PI3K-AKT signaling is dysregulated in all cell subpopulations (Figures 4 – 5, Supplementary Table 3). The activation and effector mechanisms of this cascade vary by cell type, as shown by the different dysregulation of linked signaling pathways in different cell types. For example, in two populations of naïve B cells derived from AS+ PLWH, the apelin signaling pathway was upregulated in one and the adipocytokine signaling pathway was downregulated in the other. The cardioprotective effect of apelin is modulated by (amongst other routes) the PI3K-AKT signaling and MAPK signaling pathways (80–82), which are also dysregulated in these naïve B cells. Apelin is also shown to be upregulated in human atherosclerotic coronary arteries and colocalized with markers for macrophages (124, 125).
We find that HIV infection dysregulates several pathways that are further impacted in PLWH with AS (Figure 3A & 4A, Supplementary Figure 6, and Supplementary Table 6). These pathways are suggestive of changes occurring in cell migration of cytotoxic T cells and monocytes (126–129). The overlap also suggests that cAMP and PI3K-AKT signaling is affected during the course of HIV infection.
To map cells to distinct signaling modes of the pathways described above, we developed scBONITA’s attractor analysis functionalities. Attractors are regions in the state space of a dynamic system towards which simulation trajectories are “pulled” and are characteristics of a specific network with a specific set of regulatory rules. These attractors may correspond to observable cell states, or hallmarks of specific phenotypes such as cell type differentiation, disease state, or drug treatment (51–56). These studies show that even simple dynamic models capture rich and nuanced cell behaviors. scRNA-seq allows the study of these dynamic landscapes and their attractors at an unprecedented resolution (56, 130, 131).
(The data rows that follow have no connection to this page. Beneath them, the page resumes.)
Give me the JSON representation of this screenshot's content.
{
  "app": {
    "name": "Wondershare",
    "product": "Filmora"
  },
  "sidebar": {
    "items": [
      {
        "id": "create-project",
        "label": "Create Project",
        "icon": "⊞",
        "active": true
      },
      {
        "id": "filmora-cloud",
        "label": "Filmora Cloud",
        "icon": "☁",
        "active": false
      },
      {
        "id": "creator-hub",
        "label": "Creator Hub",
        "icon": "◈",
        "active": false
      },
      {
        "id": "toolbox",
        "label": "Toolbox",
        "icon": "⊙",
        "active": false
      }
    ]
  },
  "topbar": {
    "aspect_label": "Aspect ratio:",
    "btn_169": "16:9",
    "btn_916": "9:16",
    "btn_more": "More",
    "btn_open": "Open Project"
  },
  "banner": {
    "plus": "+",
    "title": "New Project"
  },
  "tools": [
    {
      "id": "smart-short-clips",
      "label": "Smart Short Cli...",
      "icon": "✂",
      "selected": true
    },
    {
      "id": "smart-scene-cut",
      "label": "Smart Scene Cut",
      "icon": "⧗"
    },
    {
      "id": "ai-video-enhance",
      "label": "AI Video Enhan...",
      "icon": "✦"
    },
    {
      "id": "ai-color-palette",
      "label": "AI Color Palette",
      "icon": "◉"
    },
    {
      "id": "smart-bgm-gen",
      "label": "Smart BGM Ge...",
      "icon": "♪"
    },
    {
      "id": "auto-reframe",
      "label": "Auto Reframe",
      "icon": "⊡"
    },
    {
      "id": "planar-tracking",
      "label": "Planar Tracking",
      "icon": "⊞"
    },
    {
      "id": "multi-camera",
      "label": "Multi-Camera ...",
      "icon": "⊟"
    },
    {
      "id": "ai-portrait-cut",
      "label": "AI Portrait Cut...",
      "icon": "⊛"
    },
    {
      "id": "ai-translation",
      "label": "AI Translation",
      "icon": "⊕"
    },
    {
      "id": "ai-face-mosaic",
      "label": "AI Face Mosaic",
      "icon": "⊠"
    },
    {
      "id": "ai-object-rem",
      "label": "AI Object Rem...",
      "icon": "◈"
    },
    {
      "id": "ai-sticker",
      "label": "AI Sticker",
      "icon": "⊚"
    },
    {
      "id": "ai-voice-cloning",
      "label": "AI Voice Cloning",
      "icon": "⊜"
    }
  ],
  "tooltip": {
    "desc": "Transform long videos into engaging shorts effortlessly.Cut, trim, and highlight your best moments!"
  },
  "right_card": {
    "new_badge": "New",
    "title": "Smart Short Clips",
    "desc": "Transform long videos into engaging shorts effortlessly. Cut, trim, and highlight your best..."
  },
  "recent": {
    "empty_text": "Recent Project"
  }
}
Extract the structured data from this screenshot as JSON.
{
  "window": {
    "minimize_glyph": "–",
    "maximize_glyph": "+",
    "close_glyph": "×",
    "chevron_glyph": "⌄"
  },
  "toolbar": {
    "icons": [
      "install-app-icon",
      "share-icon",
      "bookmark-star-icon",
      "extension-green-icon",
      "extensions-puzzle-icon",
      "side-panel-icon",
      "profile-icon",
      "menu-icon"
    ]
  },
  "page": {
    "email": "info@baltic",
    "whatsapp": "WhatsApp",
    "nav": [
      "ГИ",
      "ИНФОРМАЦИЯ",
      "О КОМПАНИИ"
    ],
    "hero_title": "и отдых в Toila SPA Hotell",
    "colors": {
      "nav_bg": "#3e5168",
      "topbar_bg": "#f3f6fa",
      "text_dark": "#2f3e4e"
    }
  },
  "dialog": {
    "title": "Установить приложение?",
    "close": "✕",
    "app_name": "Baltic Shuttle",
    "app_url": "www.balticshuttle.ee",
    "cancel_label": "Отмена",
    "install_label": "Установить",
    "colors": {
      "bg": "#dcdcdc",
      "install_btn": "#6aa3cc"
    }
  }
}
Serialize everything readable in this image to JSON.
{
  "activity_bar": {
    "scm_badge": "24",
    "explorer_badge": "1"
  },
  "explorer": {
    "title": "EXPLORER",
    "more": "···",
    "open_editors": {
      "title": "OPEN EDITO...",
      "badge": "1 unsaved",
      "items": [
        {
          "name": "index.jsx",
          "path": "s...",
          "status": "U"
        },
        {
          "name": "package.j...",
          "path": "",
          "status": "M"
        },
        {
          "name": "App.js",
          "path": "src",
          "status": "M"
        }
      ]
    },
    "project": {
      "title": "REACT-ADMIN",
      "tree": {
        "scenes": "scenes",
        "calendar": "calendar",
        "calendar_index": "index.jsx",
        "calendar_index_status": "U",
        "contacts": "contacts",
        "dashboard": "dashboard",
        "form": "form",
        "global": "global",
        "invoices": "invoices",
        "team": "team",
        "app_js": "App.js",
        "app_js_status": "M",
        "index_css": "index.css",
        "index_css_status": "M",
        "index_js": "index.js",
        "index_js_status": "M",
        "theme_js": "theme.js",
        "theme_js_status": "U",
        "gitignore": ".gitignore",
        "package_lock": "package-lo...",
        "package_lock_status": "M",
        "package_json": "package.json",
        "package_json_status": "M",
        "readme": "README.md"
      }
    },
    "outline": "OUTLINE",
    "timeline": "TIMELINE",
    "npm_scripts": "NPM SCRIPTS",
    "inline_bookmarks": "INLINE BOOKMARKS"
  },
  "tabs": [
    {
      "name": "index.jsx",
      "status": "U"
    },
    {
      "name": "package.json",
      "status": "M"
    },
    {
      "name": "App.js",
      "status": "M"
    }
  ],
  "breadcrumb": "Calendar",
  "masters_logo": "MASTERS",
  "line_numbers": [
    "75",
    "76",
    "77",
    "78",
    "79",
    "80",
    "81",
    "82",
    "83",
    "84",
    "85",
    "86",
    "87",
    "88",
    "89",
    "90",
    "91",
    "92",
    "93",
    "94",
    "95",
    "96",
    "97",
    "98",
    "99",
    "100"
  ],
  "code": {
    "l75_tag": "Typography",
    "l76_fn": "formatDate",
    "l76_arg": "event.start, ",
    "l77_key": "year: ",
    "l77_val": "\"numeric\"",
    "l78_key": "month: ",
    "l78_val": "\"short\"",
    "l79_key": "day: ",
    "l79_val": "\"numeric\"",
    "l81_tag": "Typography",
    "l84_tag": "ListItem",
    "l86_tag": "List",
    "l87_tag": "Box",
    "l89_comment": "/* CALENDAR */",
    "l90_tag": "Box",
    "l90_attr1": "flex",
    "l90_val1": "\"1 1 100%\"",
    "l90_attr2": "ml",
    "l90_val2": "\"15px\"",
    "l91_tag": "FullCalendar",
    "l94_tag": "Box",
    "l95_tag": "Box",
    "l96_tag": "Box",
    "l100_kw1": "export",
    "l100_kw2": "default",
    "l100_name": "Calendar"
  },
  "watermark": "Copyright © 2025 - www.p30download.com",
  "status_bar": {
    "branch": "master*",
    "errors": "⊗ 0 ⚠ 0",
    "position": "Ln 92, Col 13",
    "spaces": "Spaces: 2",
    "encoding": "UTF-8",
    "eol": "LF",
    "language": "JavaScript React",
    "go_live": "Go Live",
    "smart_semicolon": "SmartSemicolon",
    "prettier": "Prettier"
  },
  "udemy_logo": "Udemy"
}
Attractor analysis with scBONITA allows users to characterize cells based on the dynamic properties of signaling networks, which dictate phenotype. scBONITA identifies these attractors and their master regulators that control the changes between these cell states, providing complex insights into cellular processes.
The importance of cell migration and lipid signaling in the development of HIV-associated atherosclerosis was underscored by attractor analysis in CD8+ T cells and monocytes. In most cases, only one dominant signaling state existed in the cell subpopulation. However, the three dominant signaling modes of the insulin resistance pathway in CD8+ T cells differed in the activity of PI3K and AKT genes and their downstream effectors, such as CREB and FOXO1. This suggests the existence of two distinct modes for this signaling pathway corresponding to a proliferative cell state (activation of PI3K and AKT) and a senescent cell state (transcription of CREB- and FOXO1-controlled genes) (132–134). The insulin signaling pathway exerts immunomodulatory effects on T cells (135). Similarly, we identified two dominant signaling modes (PECAM+ and F11R+) for the leukocyte transendothelial migration pathway in monocytes, suggesting variation in the cell states with respect to this pathway in PLWH. Dysregulation in insulin signaling, which is a risk factor for CVD promotes PECAM1-mediated migration of monocytes into the endothelium (136, 137). PECAM1’s loss contributes to atherosclerosis (90). PECAM1+ cells may contribute to the suppression of inflammatory processes driving atherosclerosis. Thus, our analysis connects molecular processes to cellular states, unlike conventional DE and ORA analyses.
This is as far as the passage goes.